A chromosome-level genome assembly of the yellowfin seabream (Acanthopagrus latus) (Hottuyn, 1782) provides insights into its osmoregulation and sex reversal

Abstract

AbstractThe yellowfin seabream Acanthopagrus latus is the economically most important Sparidae fish species in the northern South China Sea. As euryhaline fish, they are perfect model for investigating osmoregulatory mechanisms in teleosts. Moreover, the reproductive biology of hermaphrodites has long been intriguing; however, very little is known about the molecular pathways underlying their sex change. To elucidate genetic mechanisms of osmoregulation and sex reversal in this fish, a high-quality reference genome of the yellowfin seabream was generated by a combination of Illumina and PacBio technologies. The draft genome of yellowfin seabream was 806 Mb, with 732 Mb scaffolds anchored on 24 chromosomes.

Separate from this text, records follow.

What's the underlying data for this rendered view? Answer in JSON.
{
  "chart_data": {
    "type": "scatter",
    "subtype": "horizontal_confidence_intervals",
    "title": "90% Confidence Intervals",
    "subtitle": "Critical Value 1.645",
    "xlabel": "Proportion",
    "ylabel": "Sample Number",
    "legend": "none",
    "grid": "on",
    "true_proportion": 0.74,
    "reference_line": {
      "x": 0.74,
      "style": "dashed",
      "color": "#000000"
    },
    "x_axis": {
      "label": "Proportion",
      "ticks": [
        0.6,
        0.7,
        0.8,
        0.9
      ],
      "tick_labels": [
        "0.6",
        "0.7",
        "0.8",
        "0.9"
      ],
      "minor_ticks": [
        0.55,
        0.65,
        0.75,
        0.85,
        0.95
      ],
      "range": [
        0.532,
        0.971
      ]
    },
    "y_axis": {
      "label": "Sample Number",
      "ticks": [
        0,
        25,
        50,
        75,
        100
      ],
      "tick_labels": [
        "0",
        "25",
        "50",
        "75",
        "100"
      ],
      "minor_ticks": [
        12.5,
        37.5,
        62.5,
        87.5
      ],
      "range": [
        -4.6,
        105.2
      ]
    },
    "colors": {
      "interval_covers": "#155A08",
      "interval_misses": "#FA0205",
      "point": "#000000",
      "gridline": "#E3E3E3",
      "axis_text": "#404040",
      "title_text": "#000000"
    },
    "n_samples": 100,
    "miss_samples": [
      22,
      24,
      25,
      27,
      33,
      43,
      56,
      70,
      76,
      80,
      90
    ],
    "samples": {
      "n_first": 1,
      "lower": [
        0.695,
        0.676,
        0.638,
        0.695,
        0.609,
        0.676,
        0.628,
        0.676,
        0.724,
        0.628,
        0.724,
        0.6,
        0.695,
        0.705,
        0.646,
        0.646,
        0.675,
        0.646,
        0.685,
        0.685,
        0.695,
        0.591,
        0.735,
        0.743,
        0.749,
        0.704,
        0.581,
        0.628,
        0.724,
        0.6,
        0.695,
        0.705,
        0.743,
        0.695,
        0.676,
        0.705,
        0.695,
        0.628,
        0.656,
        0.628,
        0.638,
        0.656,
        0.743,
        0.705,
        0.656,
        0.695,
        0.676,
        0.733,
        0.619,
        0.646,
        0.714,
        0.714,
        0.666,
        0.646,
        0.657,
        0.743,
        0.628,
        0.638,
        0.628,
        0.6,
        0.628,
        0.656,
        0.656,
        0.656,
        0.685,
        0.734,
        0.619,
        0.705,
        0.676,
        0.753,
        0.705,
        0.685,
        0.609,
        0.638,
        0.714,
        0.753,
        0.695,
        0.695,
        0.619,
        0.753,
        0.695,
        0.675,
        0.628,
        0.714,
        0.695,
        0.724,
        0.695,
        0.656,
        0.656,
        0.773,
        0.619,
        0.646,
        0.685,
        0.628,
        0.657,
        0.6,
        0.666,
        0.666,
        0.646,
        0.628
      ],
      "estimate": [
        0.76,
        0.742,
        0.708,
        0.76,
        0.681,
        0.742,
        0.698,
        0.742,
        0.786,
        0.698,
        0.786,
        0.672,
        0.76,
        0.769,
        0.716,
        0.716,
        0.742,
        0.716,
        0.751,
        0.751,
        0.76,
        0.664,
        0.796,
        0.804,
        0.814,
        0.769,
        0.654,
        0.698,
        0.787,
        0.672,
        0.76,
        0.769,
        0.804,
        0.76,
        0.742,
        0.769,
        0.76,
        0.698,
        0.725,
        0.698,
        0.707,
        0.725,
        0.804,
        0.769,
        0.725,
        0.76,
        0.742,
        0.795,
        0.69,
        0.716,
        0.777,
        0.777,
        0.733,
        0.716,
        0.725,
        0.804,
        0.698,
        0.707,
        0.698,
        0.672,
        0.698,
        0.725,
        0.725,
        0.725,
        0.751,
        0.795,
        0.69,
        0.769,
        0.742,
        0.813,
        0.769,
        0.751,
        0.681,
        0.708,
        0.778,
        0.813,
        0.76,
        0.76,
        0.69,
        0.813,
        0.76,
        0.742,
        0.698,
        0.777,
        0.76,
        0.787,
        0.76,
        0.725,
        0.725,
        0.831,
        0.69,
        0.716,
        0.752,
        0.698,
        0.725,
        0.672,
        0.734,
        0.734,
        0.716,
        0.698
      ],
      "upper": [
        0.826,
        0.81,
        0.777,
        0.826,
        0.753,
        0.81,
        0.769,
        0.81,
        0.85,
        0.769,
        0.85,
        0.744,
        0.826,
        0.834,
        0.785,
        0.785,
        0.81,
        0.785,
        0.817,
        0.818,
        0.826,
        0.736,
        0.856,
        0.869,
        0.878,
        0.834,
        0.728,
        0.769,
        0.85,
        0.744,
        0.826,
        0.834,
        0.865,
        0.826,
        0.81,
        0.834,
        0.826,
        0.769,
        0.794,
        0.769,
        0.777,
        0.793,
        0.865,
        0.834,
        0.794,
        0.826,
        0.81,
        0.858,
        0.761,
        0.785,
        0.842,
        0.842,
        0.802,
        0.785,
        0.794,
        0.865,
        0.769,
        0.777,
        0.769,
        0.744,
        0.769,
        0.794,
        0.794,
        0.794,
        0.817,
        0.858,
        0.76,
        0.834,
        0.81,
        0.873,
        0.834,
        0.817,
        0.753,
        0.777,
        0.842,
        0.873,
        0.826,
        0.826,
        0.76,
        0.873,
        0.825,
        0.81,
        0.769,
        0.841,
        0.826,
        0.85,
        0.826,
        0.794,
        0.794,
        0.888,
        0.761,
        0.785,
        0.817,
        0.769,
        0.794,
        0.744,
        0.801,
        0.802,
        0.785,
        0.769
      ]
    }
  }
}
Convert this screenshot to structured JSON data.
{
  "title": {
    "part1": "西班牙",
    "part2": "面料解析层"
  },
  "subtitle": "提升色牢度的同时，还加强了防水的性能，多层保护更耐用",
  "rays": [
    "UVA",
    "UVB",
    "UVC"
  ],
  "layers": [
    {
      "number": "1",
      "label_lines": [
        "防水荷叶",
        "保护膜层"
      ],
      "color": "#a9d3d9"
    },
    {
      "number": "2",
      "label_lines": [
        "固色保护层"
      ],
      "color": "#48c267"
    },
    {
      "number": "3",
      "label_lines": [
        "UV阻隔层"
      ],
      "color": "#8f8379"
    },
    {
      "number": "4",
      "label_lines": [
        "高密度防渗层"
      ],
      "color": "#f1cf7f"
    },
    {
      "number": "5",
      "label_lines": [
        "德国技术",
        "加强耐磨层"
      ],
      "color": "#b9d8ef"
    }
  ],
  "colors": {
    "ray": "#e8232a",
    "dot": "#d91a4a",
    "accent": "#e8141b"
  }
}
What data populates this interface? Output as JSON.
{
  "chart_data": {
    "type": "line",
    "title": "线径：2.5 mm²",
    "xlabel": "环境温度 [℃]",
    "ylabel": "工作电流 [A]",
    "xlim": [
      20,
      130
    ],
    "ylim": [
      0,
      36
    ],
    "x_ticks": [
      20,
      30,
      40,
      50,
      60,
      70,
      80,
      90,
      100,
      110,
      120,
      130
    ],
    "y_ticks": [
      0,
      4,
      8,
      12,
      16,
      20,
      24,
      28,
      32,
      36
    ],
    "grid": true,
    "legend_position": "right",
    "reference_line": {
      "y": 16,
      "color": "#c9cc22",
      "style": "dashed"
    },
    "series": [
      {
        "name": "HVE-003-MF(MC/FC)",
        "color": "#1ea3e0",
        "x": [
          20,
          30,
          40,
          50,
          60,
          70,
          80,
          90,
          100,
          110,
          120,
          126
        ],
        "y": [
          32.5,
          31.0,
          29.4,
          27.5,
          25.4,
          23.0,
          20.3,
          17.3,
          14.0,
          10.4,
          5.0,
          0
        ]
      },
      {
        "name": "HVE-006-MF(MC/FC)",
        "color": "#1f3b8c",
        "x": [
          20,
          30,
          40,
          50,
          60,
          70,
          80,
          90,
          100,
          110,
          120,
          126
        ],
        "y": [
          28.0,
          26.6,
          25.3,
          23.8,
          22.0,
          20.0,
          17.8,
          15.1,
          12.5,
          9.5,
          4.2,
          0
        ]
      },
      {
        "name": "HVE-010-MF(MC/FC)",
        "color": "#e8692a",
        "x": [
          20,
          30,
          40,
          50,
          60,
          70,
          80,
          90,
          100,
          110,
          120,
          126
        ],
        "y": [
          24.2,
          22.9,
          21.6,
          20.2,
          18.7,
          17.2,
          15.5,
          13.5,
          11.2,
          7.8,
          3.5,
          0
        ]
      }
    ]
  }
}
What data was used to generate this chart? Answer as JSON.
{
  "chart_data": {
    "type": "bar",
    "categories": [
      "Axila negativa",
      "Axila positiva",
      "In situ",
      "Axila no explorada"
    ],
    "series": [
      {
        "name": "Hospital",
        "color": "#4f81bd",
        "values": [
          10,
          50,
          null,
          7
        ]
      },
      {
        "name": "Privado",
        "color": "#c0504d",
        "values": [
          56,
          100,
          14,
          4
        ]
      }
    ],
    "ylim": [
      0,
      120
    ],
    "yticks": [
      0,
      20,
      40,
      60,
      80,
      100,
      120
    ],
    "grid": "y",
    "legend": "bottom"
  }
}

The contig N50 and scaffold N50 were 2.6 Mb and 30.17 Mb, respectively. The assembly is of high integrity and includes 92.23% universal single-copy orthologues based on benchmarking universal single-copy orthologs (BUSCO) analysis. Moreover, among the 19,631 protein-coding genes, we found that the ARRDC3 and GSTA gene families related to osmoregulation underwent an extensive expansion in two euryhaline Sparidae fish genomes compared to other teleost genomes. Moreover, integrating sex-specific transcriptome analyses, several genes related to the transforming growth factor beta (TGF-β) signalling pathway involved in sex differentiation and development. This genomic resource will not only be valuable for studying the osmoregulatory mechanisms in estuarine fish and sex determination in hermaphrodite vertebrate species, but also provide useful genomic tools for facilitating breeding of the yellowfin seabream.